Разные люди приезжали на стройку. Монтер пути Эрнест Аршавский – один из них.

…Сопки, сопки в лиственницах, елках, цепких кустарниках, в густой сиреневой дымке у подножий, и кажется, что сиреневая дымка – тропический океан, а сопки – бесчисленные острова в нем. Иногда ветер разгонит марево в долине, и неожиданно ярко и остро блеснет изгиб быстрой реки. Рядом с Дивным бродят медведи, стрелою летят пугливые изюбры, грациозно бегут в бурелом косули, стуча по камням маленькими острыми копытцами. То глухарь шумно взлетит из зарослей голубики, что островком притулилась возле железнодорожного полотна, то глупый рябчик сядет – рукой подать – на лиственницу с удивленным «фссс… фссс…», то пролетит над путеукладчиком краснобровый красавец косач.
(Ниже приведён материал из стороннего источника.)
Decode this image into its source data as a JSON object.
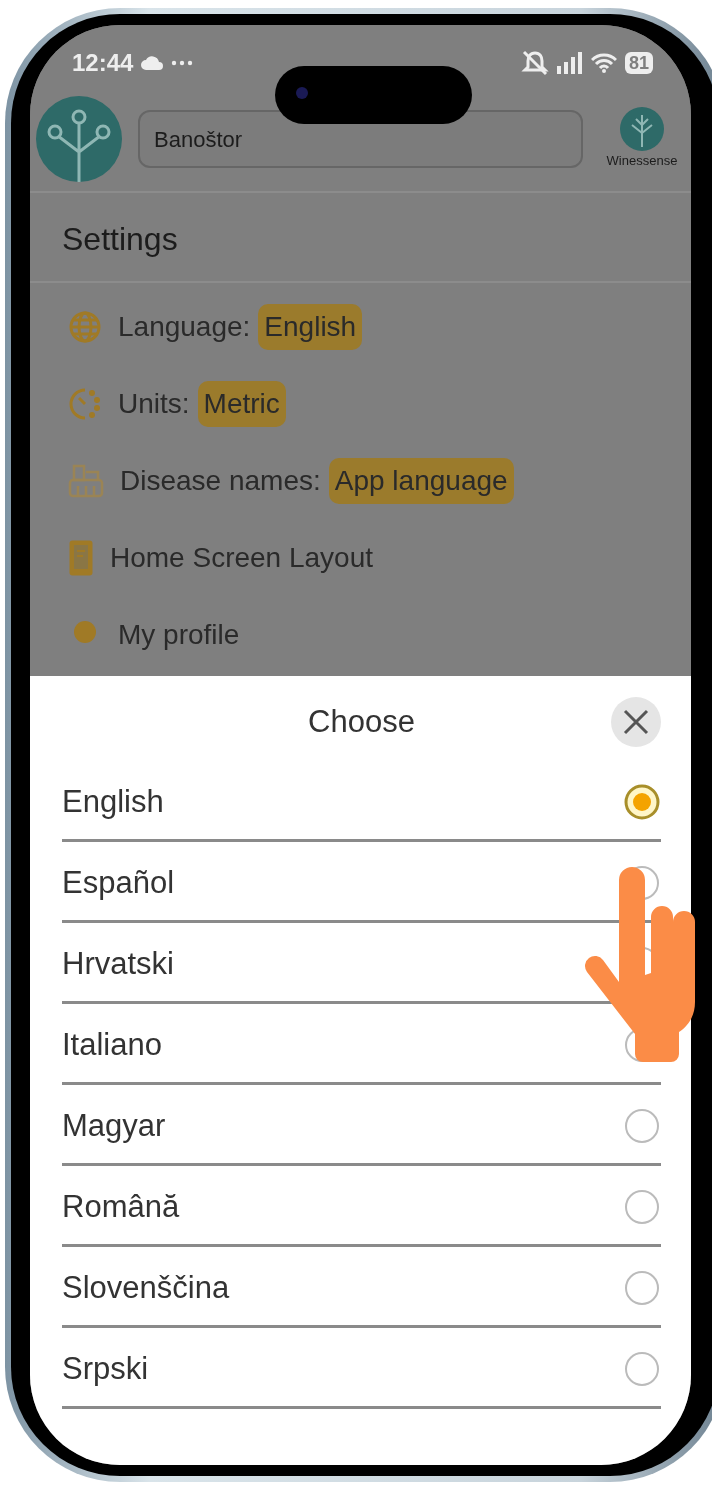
{
  "status_bar": {
    "time": "12:44",
    "battery": "81"
  },
  "header": {
    "location": "Banoštor",
    "brand": "Winessense"
  },
  "page_title": "Settings",
  "settings": [
    {
      "kind": "chip",
      "label": "Language:",
      "value": "English"
    },
    {
      "kind": "chip",
      "label": "Units:",
      "value": "Metric"
    },
    {
      "kind": "chip",
      "label": "Disease names:",
      "value": "App language"
    },
    {
      "kind": "link",
      "label": "Home Screen Layout"
    },
    {
      "kind": "link",
      "label": "My profile"
    }
  ],
  "dialog": {
    "title": "Choose",
    "options": [
      {
        "label": "English",
        "selected": true
      },
      {
        "label": "Español",
        "selected": false
      },
      {
        "label": "Hrvatski",
        "selected": false
      },
      {
        "label": "Italiano",
        "selected": false
      },
      {
        "label": "Magyar",
        "selected": false
      },
      {
        "label": "Română",
        "selected": false
      },
      {
        "label": "Slovenščina",
        "selected": false
      },
      {
        "label": "Srpski",
        "selected": false
      }
    ]
  }
}
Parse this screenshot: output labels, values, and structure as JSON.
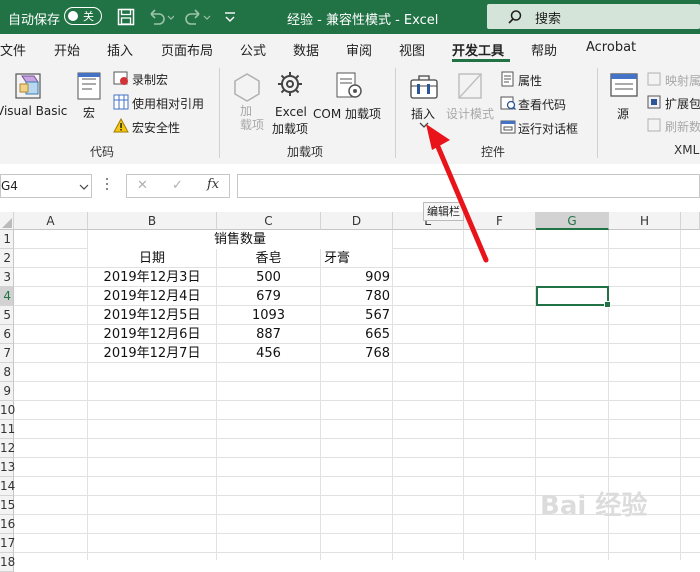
{
  "titlebar": {
    "autosave": "自动保存",
    "toggle": "关",
    "title": "经验 - 兼容性模式 - Excel",
    "search": "搜索"
  },
  "menu": [
    "文件",
    "开始",
    "插入",
    "页面布局",
    "公式",
    "数据",
    "审阅",
    "视图",
    "开发工具",
    "帮助",
    "Acrobat"
  ],
  "ribbon": {
    "code": {
      "visual_basic": "Visual Basic",
      "macro": "宏",
      "record": "录制宏",
      "relative": "使用相对引用",
      "security": "宏安全性",
      "group": "代码"
    },
    "addins": {
      "addin": "加\n载项",
      "excel_addin_1": "Excel",
      "excel_addin_2": "加载项",
      "com_addin_1": "COM 加载项",
      "group": "加载项"
    },
    "controls": {
      "insert": "插入",
      "design": "设计模式",
      "properties": "属性",
      "view_code": "查看代码",
      "run_dialog": "运行对话框",
      "group": "控件"
    },
    "xml": {
      "source": "源",
      "map_props": "映射属",
      "expand": "扩展包",
      "refresh": "刷新数",
      "group": "XML"
    }
  },
  "formula": {
    "namebox": "G4",
    "fx": "fx",
    "cancel": "✕",
    "enter": "✓"
  },
  "tooltip": "编辑栏",
  "columns": [
    "A",
    "B",
    "C",
    "D",
    "E",
    "F",
    "G",
    "H"
  ],
  "rows": [
    "1",
    "2",
    "3",
    "4",
    "5",
    "6",
    "7",
    "8",
    "9",
    "10",
    "11",
    "12",
    "13",
    "14",
    "15",
    "16",
    "17",
    "18"
  ],
  "sheet": {
    "title": "销售数量",
    "headers": [
      "日期",
      "香皂",
      "牙膏"
    ],
    "data": [
      [
        "2019年12月3日",
        "500",
        "909"
      ],
      [
        "2019年12月4日",
        "679",
        "780"
      ],
      [
        "2019年12月5日",
        "1093",
        "567"
      ],
      [
        "2019年12月6日",
        "887",
        "665"
      ],
      [
        "2019年12月7日",
        "456",
        "768"
      ]
    ]
  },
  "watermark": "Bai 经验",
  "colors": {
    "accent": "#217346",
    "arrow": "#e8141a"
  }
}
Прогромыхает по Транссибирской магистрали, не сбавляя скорости, поезд, мелькнет за купейным стеклом удивленное лицо пассажира. «Где только не живут люди!..» – скажет его взгляд. И вновь над поселком повиснет чуткая тишина…

Вагончик, в котором жили Эрнест, Каштан и Толька, старенький, дощатый, прошедший дюжину строительств, укрывавший их от стужи еще на строительстве железной дороги Березовая – Сыть. Грубое самодельное крыльцо ведет в тамбур, служивший и кухней, и раздевалкой, и сушилкой. Слабое электрическое отопление не в силах было одолеть сибирские морозы, и Каштан, на все руки мастер, поставил на земельной разделке самодельную «буржуйку» – сваренный из толстых железных листов ящик. За тамбуром – тесное помещение, именуемое «салоном». Здесь впритык стоят три кровати, конторский стол, лавка, стул. Койки аккуратно заправлены, на полу ни соринки: Эрнест любит чистоту и порядок. Он же и плакат на стене повесил: «Прежде чем бросить на пол окурок, подумай, не хрюшка ли ты».

Над кроватями у каждого висят одностволки двенадцатого калибра. Как-то с получки бригада отрядила человека в город, и он купил всем по ружью. В амурской тайге оно необходимо: и прокормит, и оденет, да и от зверья защитит. А все остальное пространство на стенах занимают акварельные пейзажи, заключенные в рамки из тонких березовых веток. Это художество Эрнеста.

…Каштан проснулся первым, сладко потянулся, затрещав суставами. Заныло, заломило все тело, особенно руки, продержавшие вчера всю смену тяжелый лом.

Холодное рассветное солнце только-только оторвалось от горной гряды за быстрой рекою Урханом. Бьющие плашмя багровые лучи, пронзив плотные туманы на улице, оранжево высветили внутренность вагончика. Эрнест и Толька еще похрапывали, с головою накрывшись одеялами.

Каштан рывком поднялся. От рассветного холода по всему телу побежали мурашки, кожа стала тугой, гусиной. Клин клином вышибают! Натянув кеды, он в одних плавках выбежал на улицу.

Сначала легкой рысцой вокруг Дивного. Пробежка занимает всего три минуты. Ледяная роса раскаленным металлом жжет ноги, льет на голое тело с косматых лиственниц, кедрачей. Тихо. Поселок спит, лишь позвякивают посудой повара. Белые стада туманов, заполнившие всю улицу, колышатся от бега человека. Так, хватит. Глубокий вздох. Теперь – турникет (кусок трубы, прикрепленный к двум лиственницам). Куда девалась ломота, бесследно прошел озноб.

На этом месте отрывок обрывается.